There was a fundamental problem with my entire approach: I was relying on the implementation details of the compiler. This meant:
- I would have to understand the compiler’s behaviour in detail to implement the tool correctly.
- Changes to the compiler’s implementation in new versions could break the tool.
Although choosing to mutate via the CIL byte-code was easy to start with, it was now starting to look very complicated to make a fully robust tool.
The End of the Beginning
So I‘ve ended up with a tool that can find some gaps in tests for a particular type of C# project. It has some false positives and tricky-to-diagnose output sometimes so it’s not ready for wider use, but I find it useful.
I also had a lot of fun learning about CIL, the C# compiler and F# development.
But what about a fully-fledged, robust tool that others could use? Well it may make sense to go down the approach of modifying the source code directly via Roslyn (the option I discounted originally). Relying on Roslyn (a documented, maintained API) and C# (again, well documented) sounds better to me now than relying on how a compiler behaves. Supporting dotnet core would also make sense for the longer term.

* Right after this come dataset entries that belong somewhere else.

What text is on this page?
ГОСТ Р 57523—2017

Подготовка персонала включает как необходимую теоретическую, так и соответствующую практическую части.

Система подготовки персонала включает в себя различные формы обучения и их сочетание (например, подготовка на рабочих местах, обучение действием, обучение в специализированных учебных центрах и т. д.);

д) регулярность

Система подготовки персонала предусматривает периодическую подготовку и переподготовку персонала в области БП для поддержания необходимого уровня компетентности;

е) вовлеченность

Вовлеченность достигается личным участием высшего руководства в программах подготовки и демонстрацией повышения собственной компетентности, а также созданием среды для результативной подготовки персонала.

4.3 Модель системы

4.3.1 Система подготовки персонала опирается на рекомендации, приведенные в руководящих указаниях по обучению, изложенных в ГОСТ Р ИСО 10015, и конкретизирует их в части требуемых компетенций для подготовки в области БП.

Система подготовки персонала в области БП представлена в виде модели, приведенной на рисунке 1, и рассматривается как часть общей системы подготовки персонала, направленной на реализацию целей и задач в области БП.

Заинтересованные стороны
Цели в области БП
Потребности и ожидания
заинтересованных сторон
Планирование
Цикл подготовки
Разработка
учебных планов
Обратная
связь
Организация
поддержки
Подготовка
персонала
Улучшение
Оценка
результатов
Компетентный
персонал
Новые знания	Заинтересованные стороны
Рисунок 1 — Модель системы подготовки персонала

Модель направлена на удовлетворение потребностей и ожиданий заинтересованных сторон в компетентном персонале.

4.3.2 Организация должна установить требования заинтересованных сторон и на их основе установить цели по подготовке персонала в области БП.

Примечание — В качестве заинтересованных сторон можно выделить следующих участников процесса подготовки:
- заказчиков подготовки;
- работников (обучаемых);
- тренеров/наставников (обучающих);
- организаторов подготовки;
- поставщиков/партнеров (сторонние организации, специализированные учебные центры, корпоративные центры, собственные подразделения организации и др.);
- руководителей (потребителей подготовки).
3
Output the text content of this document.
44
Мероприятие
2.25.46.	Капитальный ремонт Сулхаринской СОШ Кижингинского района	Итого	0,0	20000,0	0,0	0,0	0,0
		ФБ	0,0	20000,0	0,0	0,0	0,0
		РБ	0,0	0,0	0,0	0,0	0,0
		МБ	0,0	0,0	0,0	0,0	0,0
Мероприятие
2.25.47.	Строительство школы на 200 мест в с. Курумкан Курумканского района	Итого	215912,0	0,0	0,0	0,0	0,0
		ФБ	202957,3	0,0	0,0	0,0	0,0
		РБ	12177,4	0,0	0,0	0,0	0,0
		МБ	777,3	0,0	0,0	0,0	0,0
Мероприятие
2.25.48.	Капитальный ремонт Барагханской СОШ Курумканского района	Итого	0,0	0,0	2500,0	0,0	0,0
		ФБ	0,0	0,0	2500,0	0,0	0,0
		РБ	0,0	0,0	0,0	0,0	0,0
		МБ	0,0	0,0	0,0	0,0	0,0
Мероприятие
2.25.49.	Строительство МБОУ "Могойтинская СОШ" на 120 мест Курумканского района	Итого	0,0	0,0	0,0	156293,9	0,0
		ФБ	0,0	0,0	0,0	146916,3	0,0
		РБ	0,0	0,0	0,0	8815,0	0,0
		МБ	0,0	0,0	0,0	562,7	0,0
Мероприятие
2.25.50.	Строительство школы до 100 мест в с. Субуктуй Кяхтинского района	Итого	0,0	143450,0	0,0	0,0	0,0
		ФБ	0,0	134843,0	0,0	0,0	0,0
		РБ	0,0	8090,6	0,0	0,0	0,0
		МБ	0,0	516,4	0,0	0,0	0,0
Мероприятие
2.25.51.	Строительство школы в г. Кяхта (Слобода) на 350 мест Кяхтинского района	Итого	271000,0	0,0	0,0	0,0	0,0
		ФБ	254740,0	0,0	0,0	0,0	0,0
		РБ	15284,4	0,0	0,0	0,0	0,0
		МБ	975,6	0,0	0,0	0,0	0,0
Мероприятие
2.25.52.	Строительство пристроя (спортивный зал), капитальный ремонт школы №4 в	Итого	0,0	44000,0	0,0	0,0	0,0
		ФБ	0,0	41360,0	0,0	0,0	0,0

There’s also the potential to make the tool much faster. It currently runs all tests for every mutation. Although it stops when it finds the first failure, the overall process still takes many minutes for a relatively small project. Instead, it could run only the subset of tests that cover a particular mutated instruction. This would require some sort of test-coverage analysis to be done on startup.
I doubt whether I’ll have the time or energy to make all of these changes any time soon. But in a final twist to the tale, as I was coming to the end of my work on the tool I saw this tweet from Seb Rose:
So maybe a modern mutation testing tool for .NET is on the cards after all? Let’s hope so!